Show $\lvert f\rvert\leq\lvert g\rvert\Rightarrow f=cg$

Question

Let $f$ and $g$ be entire functions with $\lvert f\rvert\leq\lvert g\rvert$. Show that then $$ f=cg $$ for a constant $c\in\mathbb{C}$.

Can I just do it like this:

$\lvert f(z)\rvert\leq\sup\limits_{z\in\mathbb{C}}\lvert g(z)\rvert$, so f is limited and therefore constant (Liouville), i.e. $f(z)=c~\forall~z\in\mathbb{C}$.
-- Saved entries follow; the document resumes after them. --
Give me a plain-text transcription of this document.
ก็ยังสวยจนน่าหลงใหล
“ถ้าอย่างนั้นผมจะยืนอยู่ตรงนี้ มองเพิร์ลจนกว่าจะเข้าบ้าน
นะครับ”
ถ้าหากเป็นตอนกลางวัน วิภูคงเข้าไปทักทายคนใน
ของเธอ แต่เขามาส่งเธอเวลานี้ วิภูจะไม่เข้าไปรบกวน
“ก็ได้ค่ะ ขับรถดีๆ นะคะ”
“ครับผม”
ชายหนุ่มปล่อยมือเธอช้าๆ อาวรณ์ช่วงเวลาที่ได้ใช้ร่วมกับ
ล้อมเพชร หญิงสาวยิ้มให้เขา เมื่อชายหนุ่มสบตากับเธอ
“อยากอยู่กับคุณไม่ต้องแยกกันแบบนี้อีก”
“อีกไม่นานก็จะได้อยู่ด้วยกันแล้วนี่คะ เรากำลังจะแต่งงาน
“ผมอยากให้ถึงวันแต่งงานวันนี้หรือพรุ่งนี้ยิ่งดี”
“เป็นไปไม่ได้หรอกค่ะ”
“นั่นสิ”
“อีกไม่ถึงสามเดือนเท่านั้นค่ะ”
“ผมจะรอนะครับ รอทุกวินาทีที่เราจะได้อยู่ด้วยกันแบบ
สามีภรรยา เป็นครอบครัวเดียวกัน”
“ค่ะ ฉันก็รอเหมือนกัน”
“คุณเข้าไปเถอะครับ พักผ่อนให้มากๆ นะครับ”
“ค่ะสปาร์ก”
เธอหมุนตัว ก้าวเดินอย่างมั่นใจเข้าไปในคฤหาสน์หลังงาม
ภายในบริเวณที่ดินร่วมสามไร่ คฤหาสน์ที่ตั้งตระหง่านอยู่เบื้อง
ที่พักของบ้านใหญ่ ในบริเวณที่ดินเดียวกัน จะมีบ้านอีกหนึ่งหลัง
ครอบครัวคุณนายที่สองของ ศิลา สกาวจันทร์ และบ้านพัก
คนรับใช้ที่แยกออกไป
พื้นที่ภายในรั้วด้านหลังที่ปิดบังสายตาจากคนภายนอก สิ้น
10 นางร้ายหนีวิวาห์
1. $c=0$: Then $0=f(z)=0\cdot g(z)$

2. $c\neq 0$: Then $g(z)\neq 0$ and therefore $\frac{f(z)}{g(z)}$ is defined. This is an entire function because $f$ and $g$ are entire function and it is $$ \left\lvert\frac{f(z)}{g(z)}\right\rvert=\frac{\lvert f(z)\rvert}{\lvert g(z)\rvert}\leq 1, $$ so $\frac{f(z)}{g(z)}$ is a bounded entire function and therefore constant, lets say for a $d\in\mathbb{C}$ $$ \frac{f(z)}{g(z)}=d~\forall~z\in\mathbb{C}\Leftrightarrow f(z)=d\cdot g(z). $$

This is my proof. Is it okay or does one need a special sentence for this proof?

Answer 1

As you've seen in the comments, your method of proof isn't valid. What you can do, though, is to consider two separate cases: $g\equiv 0$ and $g\not\equiv0$. The first case is obvious, so I'll leave that to you. In the second case, show that $f$ has zeros at the same places as $g$ with at least the same order. If you can show that, then $f/g$ is an entire function and $|f/g|\leq1$, so by Liouville's theorem is constant. By the open mapping theorem, then $f/g$ is constant, so $f=cg$ as desired.